Oddly, the word “religion” doesn’t show up that much in Scripture (the Greek θρησκείᾳ occurs 3 times in the New Testament- Colossians 2:18, James 1:26 & 1:27; θρησκείας occurs once- Acts 26:5; θρησκὸς [religious] occurs once- James 1:26. δεισιδαιμονίας also translated as “religion” has one occurance in Acts 25:19, and the adjectival δεισιδαιμονεστέρους occurs once in Acts 17:22). In most of these instances, what is being referred to is unprofitable religion- superstitious observance of the pagans or practices resembling their attempts to placate God/gods or observe allegedly magical or mystical rituals. What Scripture says about real religion is this, “Religion that God our Father accepts as pure and faultless is this: to look after orphans and widows in their distress and to keep oneself from being polluted by the world” (James 1:27). In other words, Jesus doesn’t end religion, but redeems it. When Jesus criticizes the Jews, it is not saying they should abandon religion and be in relationship with him, but rather, they’re doing religion wrong.

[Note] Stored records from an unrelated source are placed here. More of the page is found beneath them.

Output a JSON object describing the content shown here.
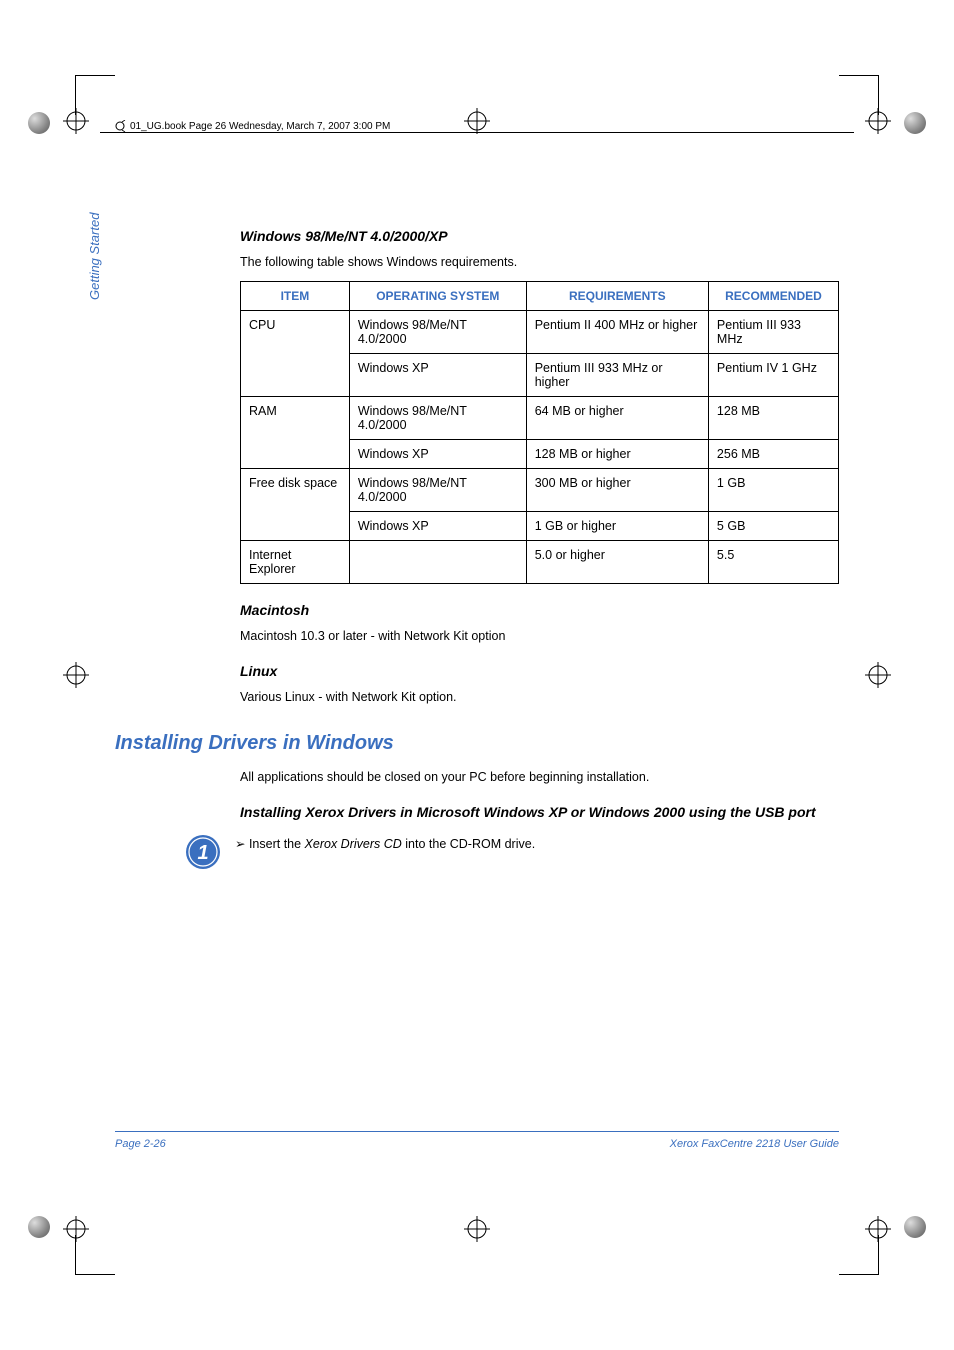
{
  "header": {
    "filestamp": "01_UG.book  Page 26  Wednesday, March 7, 2007  3:00 PM"
  },
  "side_label": "Getting Started",
  "windows_section": {
    "heading": "Windows 98/Me/NT 4.0/2000/XP",
    "intro": "The following table shows Windows requirements.",
    "columns": [
      "ITEM",
      "OPERATING SYSTEM",
      "REQUIREMENTS",
      "RECOMMENDED"
    ],
    "rows": [
      {
        "item": "CPU",
        "os": "Windows 98/Me/NT 4.0/2000",
        "req": "Pentium II 400 MHz or higher",
        "rec": "Pentium III 933 MHz"
      },
      {
        "item": "",
        "os": "Windows XP",
        "req": "Pentium III 933 MHz or higher",
        "rec": "Pentium IV 1 GHz"
      },
      {
        "item": "RAM",
        "os": "Windows 98/Me/NT 4.0/2000",
        "req": "64 MB or higher",
        "rec": "128 MB"
      },
      {
        "item": "",
        "os": "Windows XP",
        "req": "128 MB or higher",
        "rec": "256 MB"
      },
      {
        "item": "Free disk space",
        "os": "Windows 98/Me/NT 4.0/2000",
        "req": "300 MB or higher",
        "rec": "1 GB"
      },
      {
        "item": "",
        "os": "Windows XP",
        "req": "1 GB or higher",
        "rec": "5 GB"
      },
      {
        "item": "Internet Explorer",
        "os": "",
        "req": "5.0 or higher",
        "rec": "5.5"
      }
    ]
  },
  "mac_section": {
    "heading": "Macintosh",
    "text": "Macintosh 10.3 or later - with Network Kit option"
  },
  "linux_section": {
    "heading": "Linux",
    "text": "Various Linux - with Network Kit option."
  },
  "install_section": {
    "heading": "Installing Drivers in Windows",
    "intro": "All applications should be closed on your PC before beginning installation.",
    "sub_heading": "Installing Xerox Drivers in Microsoft Windows XP or Windows 2000 using the USB port",
    "step1_number": "1",
    "step1_prefix": "Insert the ",
    "step1_em": "Xerox Drivers CD",
    "step1_suffix": " into the CD-ROM drive."
  },
  "footer": {
    "left": "Page 2-26",
    "right": "Xerox FaxCentre 2218 User Guide"
  }
}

Is Jesus against religion? Depends what you mean by religion. If by religion we mean a system of superstitions, rituals and festivals and dogmas, then yes, the gospel of Jesus Christ and the Kingdom of God is not a religion. If by religion you mean the conviction that all people are called to respond to God by serving in the world with charity, compassion, prayer and worship, then Christianity is very much a religion. God called the people of Israel to place justice and compassion before ritual observance long before Christ’s nativity; here’s Amos 5:21-24 (NASB) from the 8th century B.C.:
21 “I hate, I reject your festivals,
Nor do I delight in your solemn assemblies.
22 “Even though you offer up to Me burnt offerings and your grain offerings,
I will not accept them;
And I will not even look at the peace offerings of your fatlings.

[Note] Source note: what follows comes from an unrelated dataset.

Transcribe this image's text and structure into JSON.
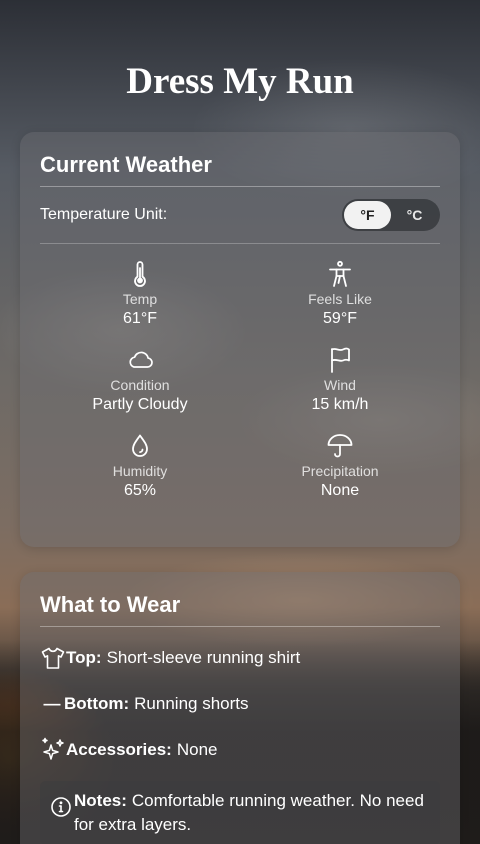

23 “Take away from Me the noise of your songs;
I will not even listen to the sound of your harps.
24 “But let justice roll down like waters
And righteousness like an ever-flowing stream.

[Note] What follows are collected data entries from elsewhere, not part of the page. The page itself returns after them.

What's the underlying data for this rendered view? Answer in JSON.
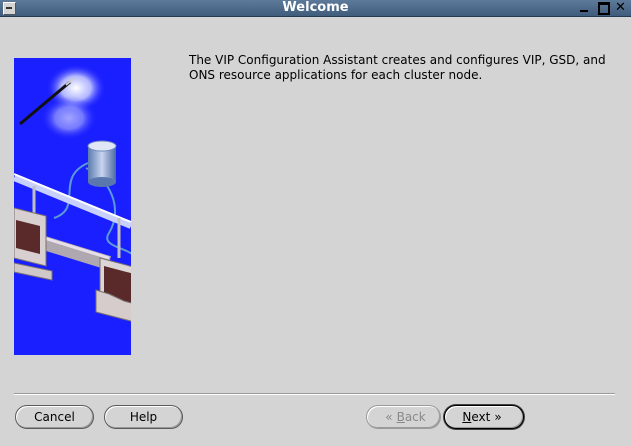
{
  "window": {
    "title": "Welcome"
  },
  "content": {
    "description": "The VIP Configuration Assistant creates and configures VIP, GSD, and ONS resource applications for each cluster node."
  },
  "buttons": {
    "cancel": "Cancel",
    "help": "Help",
    "back_mnemonic": "B",
    "back_rest": "ack",
    "next_mnemonic": "N",
    "next_rest": "ext",
    "back_chevron": "«",
    "next_chevron": "»"
  },
  "colors": {
    "titlebar": "#4a6888",
    "background": "#d4d4d4",
    "illustration_bg": "#1a1fff"
  }
}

Many translations render the Hebrew חַגֵּיכֶ֑ם as “religious festival” (e.g. NIV). It doesn’t have to mean that, but in this context it can probably be concluded Amos is referring to festivals of “religious” nature. Religious observance is not what God is focused on. The “religious” aspects of Christianity are not the gospel of Jesus Christ. The gospel is the person of Jesus. Consider Mark 1:1, “The beginning of the gospel of Jesus Christ, the Son of God.” Just last night, our Bible study spent an hour and a half unpacking what that means. The gospel is Jesus. Not communion, baptism, etc.; it’s Jesus. Is this video right to say that they reject the religious trappings of Christendom for the person of Jesus? Perhaps. My challenge to him is “now what are you going to do with this Jesus?”
Whenever I get asked, “so you’re religious?” half of me cringes, because I’m being lumped in a group perceived negatively- superstitious fools who chucked their brains in favour of the ignorant bliss of servitude to dogmatic idiocy- the other half rejoices because I can launch a discussion- “what do mean by religious?”, which leads to an opportunity to say, Jesus is good news, not someone wanting to enslave you to rules and rituals and take your money.
The “religious” aspects of Christian practice (e.g. communion, baptism, tithing, Sunday worship, etc.) are so often misinterpreted as the stuff we do to please God. Instead, it is meant to be a response, a thanksgiving (communion is called the eucharist- which means giving thanks; an aspect not usually emphasized). We don’t do those things to obey God and please him and get to heaven, but to show our gratefulness for what he has done and is doing. Religion proceeds out of reconciliation with God, it doesn’t pave the way to it (See 2 Corinthians 5:16-21).